麻雀算法SSA优化AdaBoost

前言

采用麻雀算法SSA优化AdaBoost,寻找最佳参数

程序

麻雀算法SSA

class SSA():
    def __init__(self, func, n_dim=None, pop_size=20, max_iter=50, lb=-512, ub=512, verbose=False):
        self.func = func
        self.n_dim = n_dim  # dimension of particles, which is the number of variables of func
        self.pop = pop_size  # number of particles
        P_percent = 0.2  # # 生产者的人口规模占总人口规模的20%
        D_percent = 0.1  # 预警者的人口规模占总人口规模的10%
        self.pNum = round(self.pop * P_percent)  # 生产者的人口规模占总人口规模的20%
        self.warn = round(self.pop * D_percent)  # 预警者的人口规模占总人口规模的10%

        self.max_iter = max_iter  # max iter
        self.verbose = verbose  # print the result of each iter or not

        self.lb, self.ub = np.array(lb) * np.ones(self.n_dim), np.array(ub) * np.ones(self.n_dim)
        assert self.n_dim == len(self.lb) == len(self.ub), 'dim == len(lb) == len(ub) is not True'
        assert np.all(self.ub > self.lb), 'upper-bound must be greater than lower-bound'

        self.X = np.random.uniform(low=self.lb, high=self.ub, size=(self.pop, self.n_dim))

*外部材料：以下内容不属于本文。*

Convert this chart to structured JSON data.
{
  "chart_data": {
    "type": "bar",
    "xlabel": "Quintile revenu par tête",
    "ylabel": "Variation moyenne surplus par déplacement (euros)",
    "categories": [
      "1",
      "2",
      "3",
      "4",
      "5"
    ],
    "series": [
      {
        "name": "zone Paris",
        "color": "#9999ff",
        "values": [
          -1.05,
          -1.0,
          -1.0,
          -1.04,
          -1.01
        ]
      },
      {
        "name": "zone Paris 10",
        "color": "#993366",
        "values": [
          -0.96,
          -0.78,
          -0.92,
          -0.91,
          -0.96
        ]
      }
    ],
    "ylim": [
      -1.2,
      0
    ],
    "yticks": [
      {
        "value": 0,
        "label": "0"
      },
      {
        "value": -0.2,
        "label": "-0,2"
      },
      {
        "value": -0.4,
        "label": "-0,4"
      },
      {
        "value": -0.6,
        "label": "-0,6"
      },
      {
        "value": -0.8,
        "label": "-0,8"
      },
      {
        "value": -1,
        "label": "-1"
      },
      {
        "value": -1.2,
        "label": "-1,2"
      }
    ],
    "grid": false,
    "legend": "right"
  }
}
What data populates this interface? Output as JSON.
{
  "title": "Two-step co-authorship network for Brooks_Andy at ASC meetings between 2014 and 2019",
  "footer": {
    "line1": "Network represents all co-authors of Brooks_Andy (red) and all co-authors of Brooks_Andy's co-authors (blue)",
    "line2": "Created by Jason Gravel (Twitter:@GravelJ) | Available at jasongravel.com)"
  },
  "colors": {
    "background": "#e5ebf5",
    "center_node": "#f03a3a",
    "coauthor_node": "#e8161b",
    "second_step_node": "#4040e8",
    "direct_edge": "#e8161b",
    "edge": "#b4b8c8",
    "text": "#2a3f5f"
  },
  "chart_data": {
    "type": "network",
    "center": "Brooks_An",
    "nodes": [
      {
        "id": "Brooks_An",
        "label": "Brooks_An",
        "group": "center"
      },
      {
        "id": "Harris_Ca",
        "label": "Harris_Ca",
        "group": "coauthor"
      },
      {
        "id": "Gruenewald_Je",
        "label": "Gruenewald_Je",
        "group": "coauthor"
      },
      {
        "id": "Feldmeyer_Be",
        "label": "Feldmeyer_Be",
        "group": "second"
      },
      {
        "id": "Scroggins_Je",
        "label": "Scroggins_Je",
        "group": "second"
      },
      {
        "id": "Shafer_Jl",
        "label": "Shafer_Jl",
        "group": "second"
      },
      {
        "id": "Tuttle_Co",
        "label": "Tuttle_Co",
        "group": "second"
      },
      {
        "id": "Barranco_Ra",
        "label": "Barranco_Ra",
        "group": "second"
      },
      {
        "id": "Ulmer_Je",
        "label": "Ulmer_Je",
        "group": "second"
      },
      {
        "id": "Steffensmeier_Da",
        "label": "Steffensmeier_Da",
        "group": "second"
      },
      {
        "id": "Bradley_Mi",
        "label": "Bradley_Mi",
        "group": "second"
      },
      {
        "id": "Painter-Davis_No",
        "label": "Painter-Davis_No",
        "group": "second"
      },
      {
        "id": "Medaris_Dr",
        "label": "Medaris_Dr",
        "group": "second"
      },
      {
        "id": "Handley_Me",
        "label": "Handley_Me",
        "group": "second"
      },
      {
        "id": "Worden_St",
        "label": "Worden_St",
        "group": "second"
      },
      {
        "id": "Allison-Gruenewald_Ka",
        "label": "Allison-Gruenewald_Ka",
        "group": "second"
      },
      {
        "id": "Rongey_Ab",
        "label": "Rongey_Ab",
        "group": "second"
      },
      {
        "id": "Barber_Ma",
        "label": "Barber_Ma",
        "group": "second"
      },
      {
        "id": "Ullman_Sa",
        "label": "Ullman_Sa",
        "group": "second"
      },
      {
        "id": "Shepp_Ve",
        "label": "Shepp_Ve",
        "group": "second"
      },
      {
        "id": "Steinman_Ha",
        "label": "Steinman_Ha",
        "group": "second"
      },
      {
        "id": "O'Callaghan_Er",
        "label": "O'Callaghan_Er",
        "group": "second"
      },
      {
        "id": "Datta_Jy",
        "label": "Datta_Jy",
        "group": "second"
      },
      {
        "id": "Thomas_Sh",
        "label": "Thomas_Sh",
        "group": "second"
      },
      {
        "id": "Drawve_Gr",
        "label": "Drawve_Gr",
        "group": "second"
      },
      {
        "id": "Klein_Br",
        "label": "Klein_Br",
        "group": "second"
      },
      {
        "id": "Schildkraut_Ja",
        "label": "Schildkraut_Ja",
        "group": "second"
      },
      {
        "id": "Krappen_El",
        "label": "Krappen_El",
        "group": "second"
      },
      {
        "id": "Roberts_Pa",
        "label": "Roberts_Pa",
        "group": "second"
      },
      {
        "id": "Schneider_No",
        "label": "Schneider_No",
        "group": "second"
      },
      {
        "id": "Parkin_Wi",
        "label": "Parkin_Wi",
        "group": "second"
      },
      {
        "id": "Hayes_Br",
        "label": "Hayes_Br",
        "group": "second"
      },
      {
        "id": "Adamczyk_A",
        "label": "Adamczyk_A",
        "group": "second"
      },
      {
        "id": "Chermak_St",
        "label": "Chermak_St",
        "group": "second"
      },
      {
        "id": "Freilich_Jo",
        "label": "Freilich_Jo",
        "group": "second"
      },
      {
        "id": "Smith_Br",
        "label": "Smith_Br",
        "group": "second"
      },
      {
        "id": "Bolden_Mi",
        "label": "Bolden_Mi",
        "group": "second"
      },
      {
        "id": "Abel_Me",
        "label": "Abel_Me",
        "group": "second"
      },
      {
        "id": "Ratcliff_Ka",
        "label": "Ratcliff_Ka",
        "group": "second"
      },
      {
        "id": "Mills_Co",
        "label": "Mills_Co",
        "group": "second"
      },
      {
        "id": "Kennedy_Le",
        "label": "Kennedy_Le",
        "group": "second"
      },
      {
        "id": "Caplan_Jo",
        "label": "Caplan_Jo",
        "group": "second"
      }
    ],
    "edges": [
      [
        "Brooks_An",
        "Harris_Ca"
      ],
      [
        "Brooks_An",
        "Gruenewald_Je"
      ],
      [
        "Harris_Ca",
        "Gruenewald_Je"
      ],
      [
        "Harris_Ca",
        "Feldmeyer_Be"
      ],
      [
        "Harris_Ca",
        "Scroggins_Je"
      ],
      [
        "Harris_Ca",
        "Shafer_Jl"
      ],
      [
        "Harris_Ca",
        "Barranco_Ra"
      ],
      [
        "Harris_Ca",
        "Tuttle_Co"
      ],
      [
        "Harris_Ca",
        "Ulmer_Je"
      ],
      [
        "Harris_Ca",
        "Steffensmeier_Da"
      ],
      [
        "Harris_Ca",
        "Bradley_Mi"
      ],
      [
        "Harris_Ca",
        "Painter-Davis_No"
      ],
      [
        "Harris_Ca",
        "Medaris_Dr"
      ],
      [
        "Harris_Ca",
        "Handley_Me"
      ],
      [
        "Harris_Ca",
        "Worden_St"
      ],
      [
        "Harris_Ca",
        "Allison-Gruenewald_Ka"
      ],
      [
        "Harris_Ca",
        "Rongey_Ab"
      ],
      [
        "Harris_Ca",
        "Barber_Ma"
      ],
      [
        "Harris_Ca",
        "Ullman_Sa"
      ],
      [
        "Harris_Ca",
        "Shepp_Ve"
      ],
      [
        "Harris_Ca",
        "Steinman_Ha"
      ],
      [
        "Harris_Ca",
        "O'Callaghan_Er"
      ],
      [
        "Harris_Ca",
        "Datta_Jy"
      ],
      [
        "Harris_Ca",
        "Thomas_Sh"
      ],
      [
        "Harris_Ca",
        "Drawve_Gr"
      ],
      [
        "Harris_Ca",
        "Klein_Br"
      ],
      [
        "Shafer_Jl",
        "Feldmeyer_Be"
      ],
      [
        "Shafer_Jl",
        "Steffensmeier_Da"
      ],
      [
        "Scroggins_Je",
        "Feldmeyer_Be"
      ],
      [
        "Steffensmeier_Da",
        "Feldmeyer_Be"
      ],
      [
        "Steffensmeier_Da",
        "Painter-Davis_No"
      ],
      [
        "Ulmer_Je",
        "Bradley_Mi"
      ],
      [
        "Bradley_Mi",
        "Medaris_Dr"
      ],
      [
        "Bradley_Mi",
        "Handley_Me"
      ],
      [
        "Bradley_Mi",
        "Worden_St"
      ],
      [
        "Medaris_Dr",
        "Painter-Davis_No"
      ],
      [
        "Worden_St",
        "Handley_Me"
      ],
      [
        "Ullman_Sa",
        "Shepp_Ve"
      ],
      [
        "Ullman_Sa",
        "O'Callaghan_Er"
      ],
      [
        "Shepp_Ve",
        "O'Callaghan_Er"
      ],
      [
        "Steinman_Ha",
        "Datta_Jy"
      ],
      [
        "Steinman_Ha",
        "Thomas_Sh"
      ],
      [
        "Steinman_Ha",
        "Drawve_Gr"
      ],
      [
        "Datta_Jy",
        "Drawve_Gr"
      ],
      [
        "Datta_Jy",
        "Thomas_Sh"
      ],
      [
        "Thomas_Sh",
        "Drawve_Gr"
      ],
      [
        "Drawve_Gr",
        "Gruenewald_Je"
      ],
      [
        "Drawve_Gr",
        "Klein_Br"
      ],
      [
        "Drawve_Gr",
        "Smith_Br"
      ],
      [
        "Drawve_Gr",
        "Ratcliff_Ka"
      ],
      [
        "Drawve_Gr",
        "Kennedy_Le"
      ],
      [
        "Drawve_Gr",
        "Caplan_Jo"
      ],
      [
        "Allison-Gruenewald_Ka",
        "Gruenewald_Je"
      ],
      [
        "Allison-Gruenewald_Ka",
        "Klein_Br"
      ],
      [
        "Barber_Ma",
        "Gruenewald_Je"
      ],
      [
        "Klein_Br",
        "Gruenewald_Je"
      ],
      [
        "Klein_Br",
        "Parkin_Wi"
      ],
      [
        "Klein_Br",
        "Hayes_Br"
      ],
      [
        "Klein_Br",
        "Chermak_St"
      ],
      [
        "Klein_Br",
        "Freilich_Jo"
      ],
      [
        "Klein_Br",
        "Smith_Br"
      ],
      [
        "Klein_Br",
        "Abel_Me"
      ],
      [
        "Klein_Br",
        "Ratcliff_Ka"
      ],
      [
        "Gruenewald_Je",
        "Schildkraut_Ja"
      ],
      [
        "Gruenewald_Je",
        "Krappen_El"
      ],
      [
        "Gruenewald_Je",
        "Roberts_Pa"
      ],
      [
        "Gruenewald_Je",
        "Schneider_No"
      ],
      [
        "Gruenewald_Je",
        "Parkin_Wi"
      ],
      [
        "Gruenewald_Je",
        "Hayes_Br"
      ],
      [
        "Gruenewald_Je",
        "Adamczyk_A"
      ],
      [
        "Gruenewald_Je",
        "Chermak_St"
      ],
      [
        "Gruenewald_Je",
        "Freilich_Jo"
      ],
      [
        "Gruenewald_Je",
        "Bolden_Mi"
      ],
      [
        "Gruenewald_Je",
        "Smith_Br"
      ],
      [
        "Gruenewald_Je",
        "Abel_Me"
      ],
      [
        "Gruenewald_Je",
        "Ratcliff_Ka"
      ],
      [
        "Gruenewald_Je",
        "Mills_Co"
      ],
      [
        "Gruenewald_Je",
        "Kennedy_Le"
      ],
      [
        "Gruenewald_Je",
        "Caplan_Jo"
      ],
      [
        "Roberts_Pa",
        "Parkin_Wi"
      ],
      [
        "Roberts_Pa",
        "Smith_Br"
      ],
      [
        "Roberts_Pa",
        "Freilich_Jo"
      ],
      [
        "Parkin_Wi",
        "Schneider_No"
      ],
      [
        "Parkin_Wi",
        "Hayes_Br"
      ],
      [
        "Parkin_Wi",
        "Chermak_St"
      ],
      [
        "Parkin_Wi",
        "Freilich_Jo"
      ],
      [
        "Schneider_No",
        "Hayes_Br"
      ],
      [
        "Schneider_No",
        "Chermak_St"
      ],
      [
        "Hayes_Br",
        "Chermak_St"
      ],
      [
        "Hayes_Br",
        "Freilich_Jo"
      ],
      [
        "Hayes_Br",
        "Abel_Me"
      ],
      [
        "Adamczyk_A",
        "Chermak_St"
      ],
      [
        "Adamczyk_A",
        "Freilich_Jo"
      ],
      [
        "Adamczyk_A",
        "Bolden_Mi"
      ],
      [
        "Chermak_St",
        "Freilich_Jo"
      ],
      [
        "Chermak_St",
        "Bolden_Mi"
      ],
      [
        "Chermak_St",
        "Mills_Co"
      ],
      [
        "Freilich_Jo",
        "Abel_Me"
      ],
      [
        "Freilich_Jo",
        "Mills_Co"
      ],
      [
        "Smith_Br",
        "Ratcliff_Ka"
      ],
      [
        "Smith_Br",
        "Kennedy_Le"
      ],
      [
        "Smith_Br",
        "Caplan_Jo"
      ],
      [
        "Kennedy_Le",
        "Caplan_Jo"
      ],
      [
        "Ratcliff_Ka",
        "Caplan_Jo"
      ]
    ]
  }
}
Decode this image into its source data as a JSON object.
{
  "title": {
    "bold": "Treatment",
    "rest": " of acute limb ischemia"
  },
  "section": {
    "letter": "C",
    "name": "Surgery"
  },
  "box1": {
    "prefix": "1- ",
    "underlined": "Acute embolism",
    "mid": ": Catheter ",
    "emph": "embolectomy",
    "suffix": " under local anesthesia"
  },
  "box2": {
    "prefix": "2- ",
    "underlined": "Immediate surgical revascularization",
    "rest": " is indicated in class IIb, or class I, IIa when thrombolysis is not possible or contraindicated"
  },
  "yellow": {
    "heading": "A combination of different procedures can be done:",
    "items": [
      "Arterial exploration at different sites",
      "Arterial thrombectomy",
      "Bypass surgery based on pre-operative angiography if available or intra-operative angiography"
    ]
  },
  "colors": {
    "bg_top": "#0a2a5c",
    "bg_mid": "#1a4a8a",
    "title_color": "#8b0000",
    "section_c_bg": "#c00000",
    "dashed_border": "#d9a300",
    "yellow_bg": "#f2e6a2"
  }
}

        self.Y = [self.func(self.X[i]) for i in range(len(self.X))]  # y = f(x) for all particles
        self.pbest_x = self.X.copy()  # personal best location of every particle in history
        self.pbest_y = [np.inf for i in range(self.pop)]  # best image of every particle in history
        self.gbest_x = self.pbest_x.mean(axis=0).reshape(1, -1)  # global best location for all particles
        self.gbest_y = np.inf  # global best y for all particles
        self.gbest_y_hist = []  # gbest_y of every iteration
        self.update_pbest()
        self.update_gbest()
        #
        # record verbose values
        self.record_mode = False
        self.record_value = {'X': [], 'V': [], 'Y': []}
        self.best_x, self.best_y = self.gbest_x, self.gbest_y  # history reasons, will be deprecated
        self.idx_max = 0
        self.x_max = self.X[self.idx_max, :]
        self.y_max = self.Y[self.idx_max]

    def cal_y(self, start, end):
        # calculate y for every x in X
        for i in range(start, end):
            self.Y[i] = self.func(self.X[i])
        # return self.Y

    def update_pbest(self):
        '''
        personal best
        '''
        for i in range(len(self.Y)):
            if self.pbest_y[i] > self.Y[i]:
                self.pbest_x[i] = self.X[i]
                self.pbest_y[i] = self.Y[i]

    def update_gbest(self):
        idx_min = self.pbest_y.index(min(self.pbest_y))
        if self.gbest_y > self.pbest_y[idx_min]:
            self.gbest_x = self.X[idx_min, :].copy()
            self.gbest_y = self.pbest_y[idx_min]

    def find_worst(self):
        self.idx_max = self.Y.index(max(self.Y))
        self.x_max = self.X[self.idx_max, :]
        self.y_max = self.Y[self.idx_max]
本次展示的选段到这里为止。